Lawan Diskriminasi Sawit Eropa, Strategi Indonesia dan Malaysia Harus Searah
-Ilustrasi: Maulana Pamuji Gusti-Harian Disway-
Dalam kunjungan kenegaraan ke Indonesia pekan lalu, Perdana Menteri Malaysia Dato’ Seri Anwar Ibrahim mengajak Presiden Joko Widodo untuk melawan berbagai bentuk diskriminasi dagang Uni Eropa terhadap minyak sawit.
Karena itu, Indonesia dan Malaysia sebagai dua negara produsen minyak sawit terbesar dunia harus bekerja sama lebih erat untuk melawan diskriminasi dan kampanye negatif terhadap minyak sawit.
Bentuk kerja sama yang diharapkan, antara lain, memperkuat peran CPOPC (Council of Palm Oil Producing Countries) atau Organisasi Negara-Negara Produsen Minyak Sawit sehingga memberikan kontribusi dan memainkan peran seperti OPEC (Organisasi Negara-Negara Pengekspor Minyak Bumi).
Seorang pejabat dari MPOB (Malaysia Palm Oil Board) atau Badan Minyak Sawit Malaysia menyebut kebijakan bebas deforestasi Uni Eropa adalah bentuk diskriminasi perdagangan negara maju terhadap negara berkembang. Meski banyak produk yang akan terdampak, yang paling parah terkena dampak dan akan sulit masuk pasar Uni Eropa adalah produk-produk dari negara berkembang seperti minyak sawit.
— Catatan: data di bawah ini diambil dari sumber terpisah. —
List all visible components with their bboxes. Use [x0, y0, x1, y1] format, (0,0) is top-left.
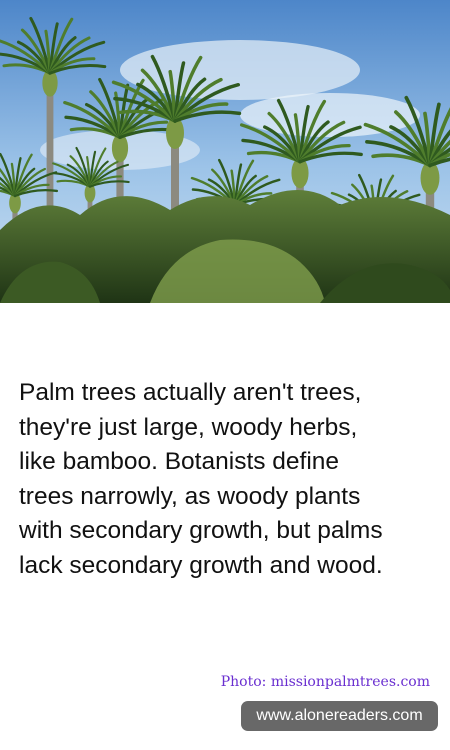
- photo-credit: Photo: missionpalmtrees.com: [220, 674, 430, 690]
- site-watermark-badge: www.alonereaders.com: [241, 701, 438, 731]
- palm-trees-illustration: [0, 0, 450, 303]
- fact-line: they're just large, woody herbs,: [19, 413, 358, 441]
- fact-line: like bamboo. Botanists define: [19, 448, 340, 476]
- fact-line: trees narrowly, as woody plants: [19, 482, 361, 510]
- palm-trees-photo: [0, 0, 450, 303]
- fact-line: lack secondary growth and wood.: [19, 551, 383, 579]
- palm-fact-text: Palm trees actually aren't trees, they'r…: [19, 376, 435, 584]
- fact-line: with secondary growth, but palms: [19, 517, 383, 545]
- fact-line: Palm trees actually aren't trees,: [19, 379, 362, 406]
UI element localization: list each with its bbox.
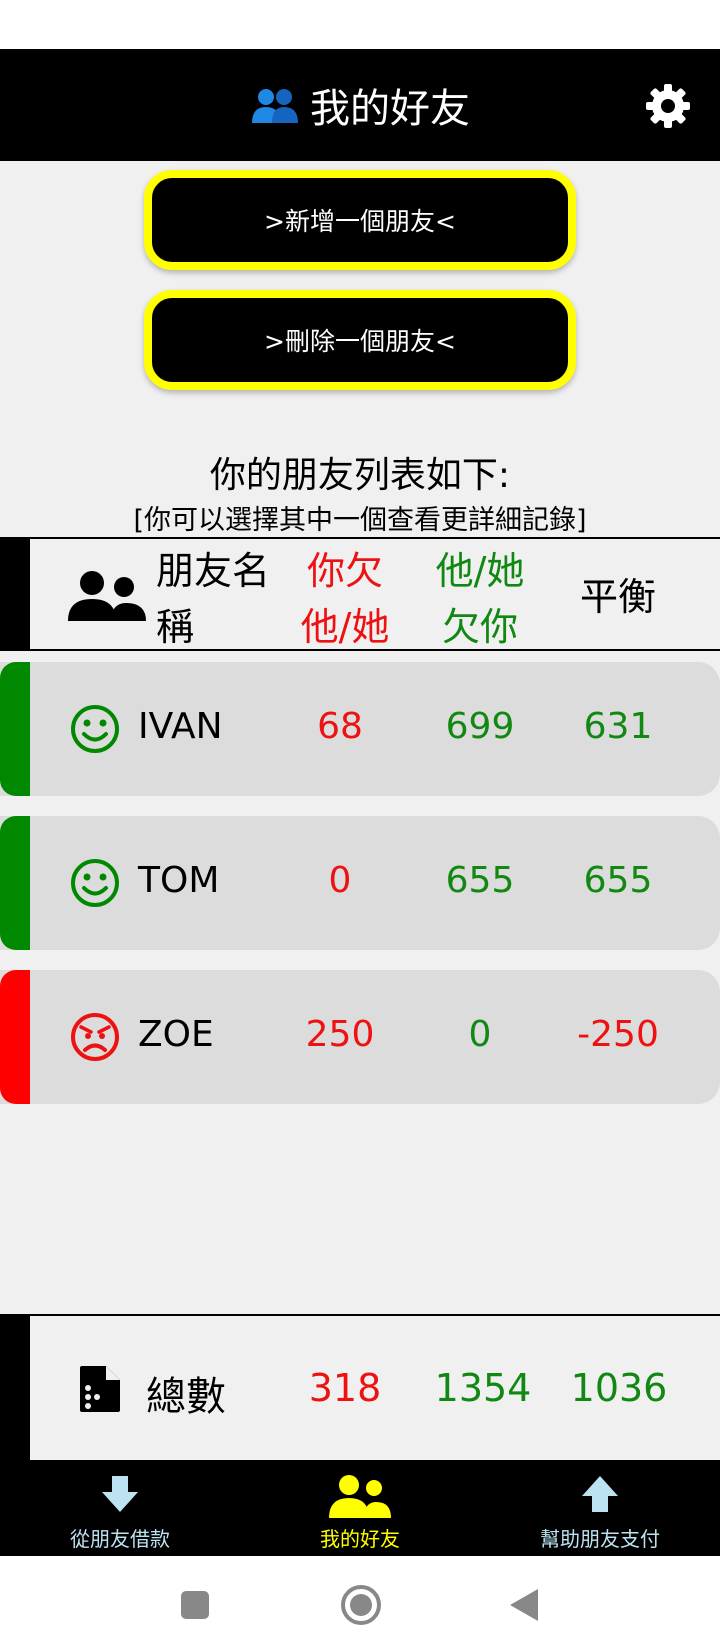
header-you-owe: 你欠他/她: [300, 549, 390, 649]
list-subtitle: [你可以選擇其中一個查看更詳細記錄]: [133, 505, 587, 536]
friends-icon: [329, 1475, 391, 1518]
total-they-owe: 1354: [434, 1366, 532, 1410]
nav-my-friends[interactable]: 我的好友: [240, 1460, 480, 1556]
bottom-nav: 從朋友借款 我的好友 幫助朋友支付: [0, 1460, 720, 1556]
nav-help-pay[interactable]: 幫助朋友支付: [480, 1460, 720, 1556]
friend-balance: 631: [583, 706, 653, 747]
nav-label: 我的好友: [320, 1527, 400, 1551]
add-friend-button[interactable]: >新增一個朋友<: [144, 170, 576, 270]
app-title-group: 我的好友: [0, 49, 720, 161]
status-accent-bar: [0, 816, 30, 950]
smile-icon: [71, 705, 119, 753]
list-title: 你的朋友列表如下:: [209, 455, 511, 496]
friend-they-owe: 0: [468, 1014, 492, 1055]
friend-you-owe: 68: [317, 706, 363, 747]
friend-row-ivan[interactable]: IVAN 68 699 631: [0, 662, 720, 796]
header-accent-bar: [0, 539, 30, 649]
friend-row-zoe[interactable]: ZOE 250 0 -250: [0, 970, 720, 1104]
friends-icon: [252, 89, 298, 123]
friend-balance: -250: [577, 1014, 659, 1055]
home-icon[interactable]: [340, 1584, 382, 1626]
status-bar: [0, 0, 720, 49]
smile-icon: [71, 859, 119, 907]
delete-friend-button[interactable]: >刪除一個朋友<: [144, 290, 576, 390]
friend-you-owe: 250: [305, 1014, 375, 1055]
totals-row: 總數 318 1354 1036: [0, 1314, 720, 1460]
nav-label: 從朋友借款: [70, 1527, 170, 1551]
header-name: 朋友名稱: [156, 549, 271, 649]
arrow-down-icon: [102, 1476, 138, 1512]
friend-they-owe: 655: [445, 860, 515, 901]
friend-row-tom[interactable]: TOM 0 655 655: [0, 816, 720, 950]
app-bar: 我的好友: [0, 49, 720, 161]
arrow-up-icon: [582, 1476, 618, 1512]
friend-they-owe: 699: [445, 706, 515, 747]
friends-icon: [68, 571, 146, 621]
friend-name: ZOE: [138, 1014, 214, 1055]
total-balance: 1036: [570, 1366, 668, 1410]
angry-face-icon: [71, 1013, 119, 1061]
recent-apps-icon[interactable]: [180, 1590, 210, 1620]
document-icon: [80, 1366, 120, 1412]
status-accent-bar: [0, 970, 30, 1104]
gear-icon[interactable]: [644, 82, 692, 130]
friend-you-owe: 0: [328, 860, 352, 901]
friend-name: TOM: [138, 860, 220, 901]
nav-borrow[interactable]: 從朋友借款: [0, 1460, 240, 1556]
back-icon[interactable]: [508, 1587, 540, 1623]
totals-label: 總數: [146, 1374, 226, 1420]
status-accent-bar: [0, 662, 30, 796]
header-balance: 平衡: [579, 575, 656, 619]
totals-accent-bar: [0, 1316, 30, 1460]
table-header: 朋友名稱 你欠他/她 他/她欠你 平衡: [0, 537, 720, 651]
friend-name: IVAN: [138, 706, 223, 747]
total-you-owe: 318: [308, 1366, 382, 1410]
friend-balance: 655: [583, 860, 653, 901]
system-nav-bar: [0, 1556, 720, 1650]
app-title: 我的好友: [310, 86, 470, 132]
nav-label: 幫助朋友支付: [540, 1527, 660, 1551]
header-they-owe: 他/她欠你: [435, 549, 525, 649]
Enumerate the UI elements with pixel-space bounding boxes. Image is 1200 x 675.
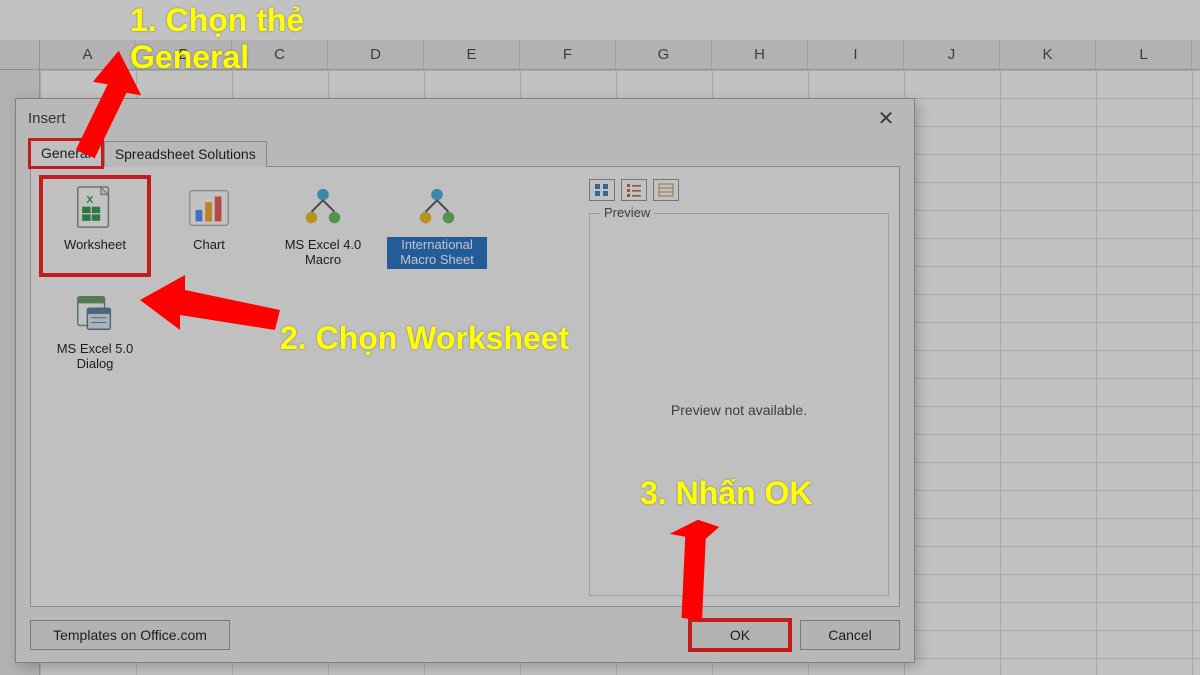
template-label: MS Excel 4.0 Macro xyxy=(273,237,373,269)
template-label: Worksheet xyxy=(61,237,129,254)
col-header[interactable]: E xyxy=(424,40,520,69)
macro-intl-icon xyxy=(412,183,462,233)
view-details-button[interactable] xyxy=(653,179,679,201)
col-header[interactable]: K xyxy=(1000,40,1096,69)
col-header[interactable]: D xyxy=(328,40,424,69)
svg-text:X: X xyxy=(86,194,93,206)
col-header[interactable]: H xyxy=(712,40,808,69)
dialog-right-pane: Preview Preview not available. xyxy=(589,177,889,596)
col-header[interactable]: L xyxy=(1096,40,1192,69)
preview-message: Preview not available. xyxy=(671,402,807,418)
template-list: X Worksheet Chart xyxy=(41,177,579,596)
dialog-sheet-icon xyxy=(70,287,120,337)
dialog-titlebar[interactable]: Insert ✕ xyxy=(16,99,914,137)
col-header[interactable]: B xyxy=(136,40,232,69)
worksheet-icon: X xyxy=(70,183,120,233)
tab-spreadsheet-solutions[interactable]: Spreadsheet Solutions xyxy=(104,141,267,167)
col-header[interactable]: J xyxy=(904,40,1000,69)
templates-office-button[interactable]: Templates on Office.com xyxy=(30,620,230,650)
template-label: International Macro Sheet xyxy=(387,237,487,269)
close-button[interactable]: ✕ xyxy=(866,104,906,132)
column-headers-row: A B C D E F G H I J K L xyxy=(0,40,1200,70)
template-worksheet[interactable]: X Worksheet xyxy=(41,177,149,275)
macro-icon xyxy=(298,183,348,233)
col-header[interactable]: G xyxy=(616,40,712,69)
template-international-macro-sheet[interactable]: International Macro Sheet xyxy=(383,177,491,275)
tab-panel-general: X Worksheet Chart xyxy=(30,167,900,607)
col-header[interactable]: A xyxy=(40,40,136,69)
preview-panel: Preview Preview not available. xyxy=(589,213,889,596)
template-ms-excel-4-macro[interactable]: MS Excel 4.0 Macro xyxy=(269,177,377,275)
dialog-tabs: General Spreadsheet Solutions xyxy=(30,137,900,167)
view-list-button[interactable] xyxy=(621,179,647,201)
template-label: MS Excel 5.0 Dialog xyxy=(45,341,145,373)
col-header[interactable]: C xyxy=(232,40,328,69)
dialog-footer: Templates on Office.com OK Cancel xyxy=(16,607,914,662)
insert-dialog: Insert ✕ General Spreadsheet Solutions xyxy=(15,98,915,663)
col-header[interactable]: F xyxy=(520,40,616,69)
view-large-icons-button[interactable] xyxy=(589,179,615,201)
preview-label: Preview xyxy=(600,205,654,220)
template-ms-excel-5-dialog[interactable]: MS Excel 5.0 Dialog xyxy=(41,281,149,379)
select-all-corner[interactable] xyxy=(0,40,40,69)
view-mode-buttons xyxy=(589,177,889,207)
ok-button[interactable]: OK xyxy=(690,620,790,650)
tab-general[interactable]: General xyxy=(30,140,102,167)
cancel-button[interactable]: Cancel xyxy=(800,620,900,650)
chart-icon xyxy=(184,183,234,233)
template-chart[interactable]: Chart xyxy=(155,177,263,275)
dialog-title: Insert xyxy=(28,110,66,127)
col-header[interactable]: I xyxy=(808,40,904,69)
template-label: Chart xyxy=(190,237,228,254)
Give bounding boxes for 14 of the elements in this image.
Kebijakan itu harus dilawan.
Pelaku usaha dan petani kelapa sawit di Indonesia juga mengkritik keras kebijakan bebas deforestasi Uni Eropa. Gabungan Pengusaha Kelapa Sawit Indonesia (Gapki) sebagai asosiasi pelaku usaha kelapa sawit di Indonesia menilai kebijakan Uni Eropa itu sudah masuk terlalu jauh ke wilayah kedaulatan negara lain.
Apalagi, hingga mereka menuntut dilakukan uji tuntas, misalnya, hingga ke perkebunan kelapa sawit milik petani. Asosiasi Petani Kelapa Sawit Indonesia (Apkasindo) mengatakan, yang paling dirugikan dari kebijakan bebas deforestasi Uni Eropa adalah petani kelapa sawit, baik di Indonesia maupun Malaysia.
Jika yang dituntut Uni Eropa adalah komitmen keberlanjutan, Indonesia dan Malaysia telah memiliki standar keberlanjutan, yaitu ISPO (Indonesian Sustainable Palm OIl) dan MSPO (Malaysia Sustainable Palm Oil) yang seharusnya diterima dan diakui Uni Eropa sebagai sebuah standar keberlanjutan global.
Strategi Diplomasi
Karena ini bukan kali pertama Uni Eropa berlaku diskriminatif, muncul ajakan agar Indonesia dan Malaysia memboikot ekspor minyak sawit ke Uni Eropa. Indonesia dan Malaysia adalah dua negara produsen minyak sawit terbesar dunia dengan volume produksi tahun 2021 masing-masing 50 juta ton dan 20 juta ton.
Dari total produksi Indonesia yang mencapai 50 juta ton, sekitar 35 juta ton terserap di pasar ekspor. Uni Eropa, dengan 26 negara anggota, adalah pasar ekspor minyak sawit terbesar ketiga dari Indonesia setelah Tiongkok dan India.
Perlukah Indonesia mengikuti saran Malaysia, yakni memboikot ekspor minyak sawit ke Uni Eropa? Menurut penulis tidak perlu. Boikot ekspor adalah langkah yang tidak taktis dan emosional.
Meski minyak sawit akan makin sulit masuk pasar Uni Eropa, tetap ada sisi baik yang bisa diambil dan menjadi peluang bagi Indonesia dan Malaysia untuk memperbaiki reputasi minyak sawit yang belum baik, khususnya di negara-negara maju.
Yang diperlukan adalah sebuah strategi diplomasi perdagangan yang efektif. Dalam konteks ini, strategi Indonesia dan Malaysia harus searah. Tidak bisa jalan sendiri-sendiri, bersaing seperti saat memperebutkan pasar Tiongkok dan India.
Sebagai dua negara produsen minyak sawit terbesar dunia dengan total pangsa pasar mencapai 85 persen, posisi tawar Indonesia dan Malaysia sangat kuat. Penulis berkeyakinan, Uni Eropa tidak benar-benar ingin menghilangkan minyak sawit dalam pasar mereka.